[Info-vax] Databases versus RMS
David Froble
davef at tsoft-inc.com
Wed Apr 18 12:47:56 EDT 2012
Johnny Billquist wrote:
> On 2012-04-18 14:57, David Froble wrote:
>> Johnny Billquist wrote:
>>> On 2012-04-18 12:51, Dirk Munk wrote:
>>>> VAXman- @SendSpamHere.ORG wrote:
>>>>> In article<4f8dc739$0$1688$c3e8da3$50776f34 at news.astraweb.com>, JF
>>>>> Mezei<jfmezei.spamnot at vaxination.ca> writes:
>>>>>> {...snip...}
>>>>>>
>>>>>>> And, generaly speaking, Rdb is more "safe" then a plain RMS
>>>>>>> based "database".
>>>>>>
>>>>>> An RMS write tends to result in an immediate physical write to disk.
>>>>>> (unless hidden by a storage array which delays writes).
>>>>>
>>>>> That's not true!
>>>>>
>>>> Indeed it is not. Cobol for instance has the deferred write option.
>>>
>>> Even beyond any language issue, or RMS details, the OS can cache and
>>> defer actual writes to the disk without you ever knowing about it. Not
>>> to mention that disks also cache things...
>>>
>>> Johnny
>>>
>>
>> If Cobol is doing a deferred write, ie; don't write the buffer until
>> necessary, then that is NOT a "write to disk".
>
> Right. And important to understand, as "RMS write" might mean different
> things to different people.
>
>> It's my understanding that VMS does a "write through cache", which would
>> result in a directive to the storage device to "write" the data. Now, if
>> you're using a storage device that doesn't do as it's told ....
>
> Unfortunately I have forgotten (if I ever knew) how VMS caching works.
> In RSX, writes can be deferred by the caching layer, which is located
> beneath the QIO processing in the OS.
> So, even when you have done the actual QIO to write the disk block, it
> might still not be written out to disk yet. It's basically a write back
> cache.
>
> From a performance point of view, I'd be surprised in VMS could not
> offer the same, but from a data safety point of view, write back is
> preferable...
>
> Johnny
>
The disk caching implemented on VMS back in V7.2 or 7.3 or thereabouts works very well.
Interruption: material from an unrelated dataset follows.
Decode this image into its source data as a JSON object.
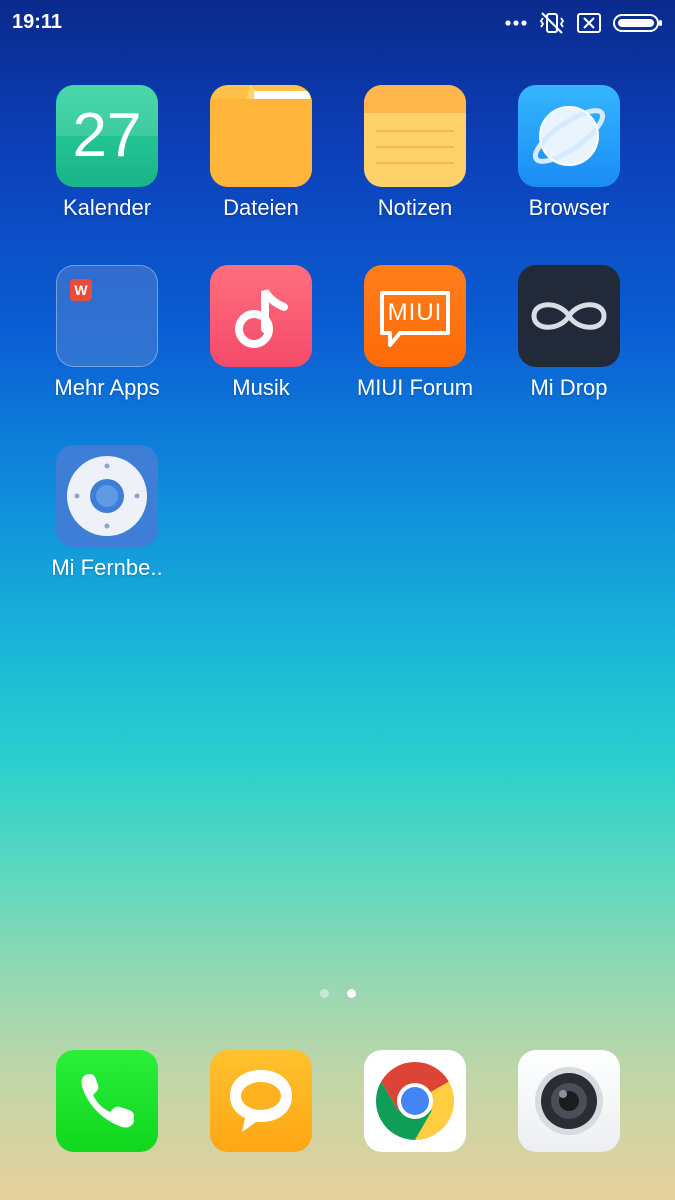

The write-through is a method to insure that data makes it to the disk, or at least the
disk controller, without you waiting on a sync write to complete. Once you've done your
write, your operation is complete. What the caching does is update the cached data, AND,
initiates a write of the changed data to disk. This, additional reads of the data can be
satisfied from the cache, while data integrety is assured, well within reason, by the
write through to disk.
In general disk activity might be 90% reads, and 10% writes. In such a scenario, cached
data is read much more quickly, and, for the writes, they go to disk as well as the cache,
(actually, to the cache, and then to disk). About as good as you can get, fast access
from memory, and write through to disk for integrity.